The company’s analysis determined that as companies accelerate their digital transformation efforts, they are increasingly using the cloud, making them an attractive target for cybercriminals.
Moreover, companies tend to keep more sensitive data in the cloud (Opens in a new tab) From within the company these days, another major argument for technology getting in the crosshairs of threats.
The main objective
The largest increase in attacks was seen in Asia (over 60%), and Europe (50%+) and North America (28%+) followed suit.
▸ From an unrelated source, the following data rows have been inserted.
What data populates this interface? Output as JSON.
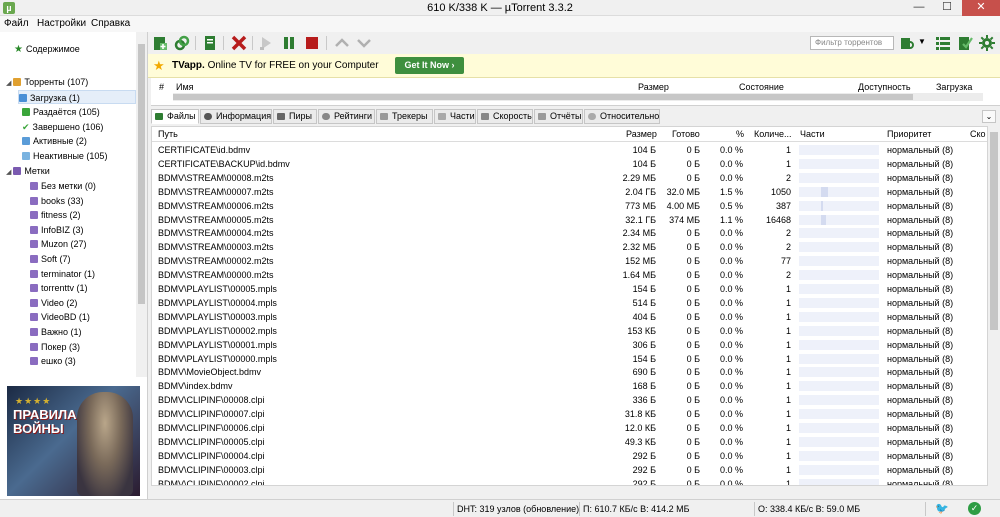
{
  "window": {
    "title": "610 K/338 K — µTorrent 3.3.2",
    "app_icon_glyph": "µ"
  },
  "menu": [
    "Файл",
    "Настройки",
    "Справка"
  ],
  "sidebar": {
    "content_label": "Содержимое",
    "torrents": "Торренты (107)",
    "items": [
      {
        "label": "Загрузка (1)",
        "color": "#4a8fd6"
      },
      {
        "label": "Раздаётся (105)",
        "color": "#3aa53a"
      },
      {
        "label": "Завершено (106)",
        "color": "#3aa53a"
      },
      {
        "label": "Активные (2)",
        "color": "#5a9cd8"
      },
      {
        "label": "Неактивные (105)",
        "color": "#7ab3e0"
      }
    ],
    "labels_title": "Метки",
    "labels": [
      "Без метки (0)",
      "books (33)",
      "fitness (2)",
      "InfoBIZ (3)",
      "Muzon (27)",
      "Soft (7)",
      "terminator (1)",
      "torrenttv (1)",
      "Video (2)",
      "VideoBD (1)",
      "Важно (1)",
      "Покер (3)",
      "ешко (3)"
    ],
    "ad": {
      "stars": "★★★★",
      "title": "ПРАВИЛА ВОЙНЫ"
    }
  },
  "toolbar": {
    "filter_placeholder": "Фильтр торрентов"
  },
  "adbar": {
    "brand": "TVapp.",
    "text": " Online TV for FREE on your Computer",
    "button": "Get It Now ›"
  },
  "torrent_list": {
    "columns": [
      "#",
      "Имя",
      "Размер",
      "Состояние",
      "Доступность",
      "Загрузка"
    ]
  },
  "tabs": [
    "Файлы",
    "Информация",
    "Пиры",
    "Рейтинги",
    "Трекеры",
    "Части",
    "Скорость",
    "Отчёты",
    "Относительно"
  ],
  "files": {
    "columns": [
      "Путь",
      "Размер",
      "Готово",
      "%",
      "Количе...",
      "Части",
      "Приоритет",
      "Ско"
    ],
    "rows": [
      {
        "path": "CERTIFICATE\\id.bdmv",
        "size": "104 Б",
        "done": "0 Б",
        "pct": "0.0 %",
        "count": "1",
        "prio": "нормальный (8)",
        "fill": 0
      },
      {
        "path": "CERTIFICATE\\BACKUP\\id.bdmv",
        "size": "104 Б",
        "done": "0 Б",
        "pct": "0.0 %",
        "count": "1",
        "prio": "нормальный (8)",
        "fill": 0
      },
      {
        "path": "BDMV\\STREAM\\00008.m2ts",
        "size": "2.29 МБ",
        "done": "0 Б",
        "pct": "0.0 %",
        "count": "2",
        "prio": "нормальный (8)",
        "fill": 0
      },
      {
        "path": "BDMV\\STREAM\\00007.m2ts",
        "size": "2.04 ГБ",
        "done": "32.0 МБ",
        "pct": "1.5 %",
        "count": "1050",
        "prio": "нормальный (8)",
        "fill": 0.015
      },
      {
        "path": "BDMV\\STREAM\\00006.m2ts",
        "size": "773 МБ",
        "done": "4.00 МБ",
        "pct": "0.5 %",
        "count": "387",
        "prio": "нормальный (8)",
        "fill": 0.005
      },
      {
        "path": "BDMV\\STREAM\\00005.m2ts",
        "size": "32.1 ГБ",
        "done": "374 МБ",
        "pct": "1.1 %",
        "count": "16468",
        "prio": "нормальный (8)",
        "fill": 0.011
      },
      {
        "path": "BDMV\\STREAM\\00004.m2ts",
        "size": "2.34 МБ",
        "done": "0 Б",
        "pct": "0.0 %",
        "count": "2",
        "prio": "нормальный (8)",
        "fill": 0
      },
      {
        "path": "BDMV\\STREAM\\00003.m2ts",
        "size": "2.32 МБ",
        "done": "0 Б",
        "pct": "0.0 %",
        "count": "2",
        "prio": "нормальный (8)",
        "fill": 0
      },
      {
        "path": "BDMV\\STREAM\\00002.m2ts",
        "size": "152 МБ",
        "done": "0 Б",
        "pct": "0.0 %",
        "count": "77",
        "prio": "нормальный (8)",
        "fill": 0
      },
      {
        "path": "BDMV\\STREAM\\00000.m2ts",
        "size": "1.64 МБ",
        "done": "0 Б",
        "pct": "0.0 %",
        "count": "2",
        "prio": "нормальный (8)",
        "fill": 0
      },
      {
        "path": "BDMV\\PLAYLIST\\00005.mpls",
        "size": "154 Б",
        "done": "0 Б",
        "pct": "0.0 %",
        "count": "1",
        "prio": "нормальный (8)",
        "fill": 0
      },
      {
        "path": "BDMV\\PLAYLIST\\00004.mpls",
        "size": "514 Б",
        "done": "0 Б",
        "pct": "0.0 %",
        "count": "1",
        "prio": "нормальный (8)",
        "fill": 0
      },
      {
        "path": "BDMV\\PLAYLIST\\00003.mpls",
        "size": "404 Б",
        "done": "0 Б",
        "pct": "0.0 %",
        "count": "1",
        "prio": "нормальный (8)",
        "fill": 0
      },
      {
        "path": "BDMV\\PLAYLIST\\00002.mpls",
        "size": "153 КБ",
        "done": "0 Б",
        "pct": "0.0 %",
        "count": "1",
        "prio": "нормальный (8)",
        "fill": 0
      },
      {
        "path": "BDMV\\PLAYLIST\\00001.mpls",
        "size": "306 Б",
        "done": "0 Б",
        "pct": "0.0 %",
        "count": "1",
        "prio": "нормальный (8)",
        "fill": 0
      },
      {
        "path": "BDMV\\PLAYLIST\\00000.mpls",
        "size": "154 Б",
        "done": "0 Б",
        "pct": "0.0 %",
        "count": "1",
        "prio": "нормальный (8)",
        "fill": 0
      },
      {
        "path": "BDMV\\MovieObject.bdmv",
        "size": "690 Б",
        "done": "0 Б",
        "pct": "0.0 %",
        "count": "1",
        "prio": "нормальный (8)",
        "fill": 0
      },
      {
        "path": "BDMV\\index.bdmv",
        "size": "168 Б",
        "done": "0 Б",
        "pct": "0.0 %",
        "count": "1",
        "prio": "нормальный (8)",
        "fill": 0
      },
      {
        "path": "BDMV\\CLIPINF\\00008.clpi",
        "size": "336 Б",
        "done": "0 Б",
        "pct": "0.0 %",
        "count": "1",
        "prio": "нормальный (8)",
        "fill": 0
      },
      {
        "path": "BDMV\\CLIPINF\\00007.clpi",
        "size": "31.8 КБ",
        "done": "0 Б",
        "pct": "0.0 %",
        "count": "1",
        "prio": "нормальный (8)",
        "fill": 0
      },
      {
        "path": "BDMV\\CLIPINF\\00006.clpi",
        "size": "12.0 КБ",
        "done": "0 Б",
        "pct": "0.0 %",
        "count": "1",
        "prio": "нормальный (8)",
        "fill": 0
      },
      {
        "path": "BDMV\\CLIPINF\\00005.clpi",
        "size": "49.3 КБ",
        "done": "0 Б",
        "pct": "0.0 %",
        "count": "1",
        "prio": "нормальный (8)",
        "fill": 0
      },
      {
        "path": "BDMV\\CLIPINF\\00004.clpi",
        "size": "292 Б",
        "done": "0 Б",
        "pct": "0.0 %",
        "count": "1",
        "prio": "нормальный (8)",
        "fill": 0
      },
      {
        "path": "BDMV\\CLIPINF\\00003.clpi",
        "size": "292 Б",
        "done": "0 Б",
        "pct": "0.0 %",
        "count": "1",
        "prio": "нормальный (8)",
        "fill": 0
      },
      {
        "path": "BDMV\\CLIPINF\\00002.clpi",
        "size": "292 Б",
        "done": "0 Б",
        "pct": "0.0 %",
        "count": "1",
        "prio": "нормальный (8)",
        "fill": 0
      }
    ]
  },
  "status": {
    "dht": "DHT: 319 узлов  (обновление)",
    "download": "П: 610.7 КБ/с В: 414.2 МБ",
    "upload": "О: 338.4 КБ/с В: 59.0 МБ"
  }
}
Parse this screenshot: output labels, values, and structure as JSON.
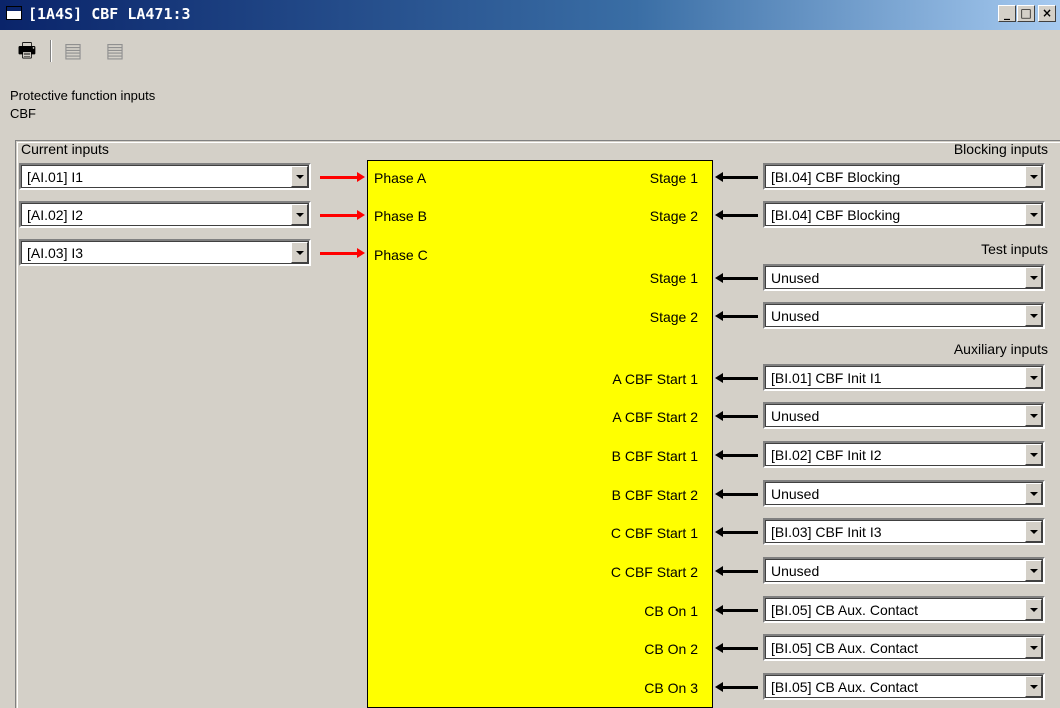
{
  "window": {
    "title": "[1A4S] CBF LA471:3",
    "minimize": "_",
    "maximize": "□",
    "close": "×"
  },
  "toolbar": {
    "icons": [
      "printer-icon",
      "export-icon",
      "import-icon"
    ]
  },
  "header": {
    "line1": "Protective function inputs",
    "line2": "CBF"
  },
  "sections": {
    "current": "Current inputs",
    "blocking": "Blocking inputs",
    "test": "Test inputs",
    "auxiliary": "Auxiliary inputs"
  },
  "current_inputs": [
    {
      "value": "[AI.01]  I1",
      "pin": "Phase A"
    },
    {
      "value": "[AI.02]  I2",
      "pin": "Phase B"
    },
    {
      "value": "[AI.03]  I3",
      "pin": "Phase C"
    }
  ],
  "right_inputs": [
    {
      "pin": "Stage 1",
      "value": "[BI.04]  CBF Blocking"
    },
    {
      "pin": "Stage 2",
      "value": "[BI.04]  CBF Blocking"
    },
    {
      "pin": "Stage 1",
      "value": "Unused"
    },
    {
      "pin": "Stage 2",
      "value": "Unused"
    },
    {
      "pin": "A CBF Start 1",
      "value": "[BI.01]  CBF Init I1"
    },
    {
      "pin": "A CBF Start 2",
      "value": "Unused"
    },
    {
      "pin": "B CBF Start 1",
      "value": "[BI.02]  CBF Init I2"
    },
    {
      "pin": "B CBF Start 2",
      "value": "Unused"
    },
    {
      "pin": "C CBF Start 1",
      "value": "[BI.03]  CBF Init I3"
    },
    {
      "pin": "C CBF Start 2",
      "value": "Unused"
    },
    {
      "pin": "CB On 1",
      "value": "[BI.05]  CB Aux. Contact"
    },
    {
      "pin": "CB On 2",
      "value": "[BI.05]  CB Aux. Contact"
    },
    {
      "pin": "CB On 3",
      "value": "[BI.05]  CB Aux. Contact"
    }
  ],
  "colors": {
    "block": "#ffff00",
    "current_arrow": "#ff0000",
    "binary_arrow": "#000000",
    "title_bar": "#0a246a"
  }
}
Unlike on-premise attacks, in which actors usually take advantage of fairly old vulnerabilities, for cloud-based attacks hackers often go after new flaws, most of which were discovered between 2020 and 2022.
These cyber incidents usually lead to data loss and ransomware attacks.
“Enterprise attack surfaces have expanded rapidly in a short period of time,” commented Omar Dembinsky, Director of Data Group at Check Point Software. “Digital shifts and remote working due to the Covid pandemic have accelerated the transition to the cloud. Hackers are following fast. These organizations have been challenged to secure their distributed workforce, while at the same time, dealing with a shortage of skilled security personnel. Data loss attacks, malware and malware “Ransomware is among the top threats organizations face in the cloud. Cloud applications and services are a prime target for hackers because misconfigured services and recent violent extremism encounters leave them vulnerable to the Internet and vulnerable to simple cyberattacks.”
To keep their cloud buildings secure, CPR recommends that companies back up cloud data frequently, set up control access for third-party applications, use multi-factor authentication whenever possible, use logically isolated networks and small segments and deploy business-critical resources and applications in logically isolated sections of the network Cloud (think Virtual Private Cloud Networks or vNET).
Finally, companies must “shift the security side”, by integrating security protection and compliance early in the development life cycle.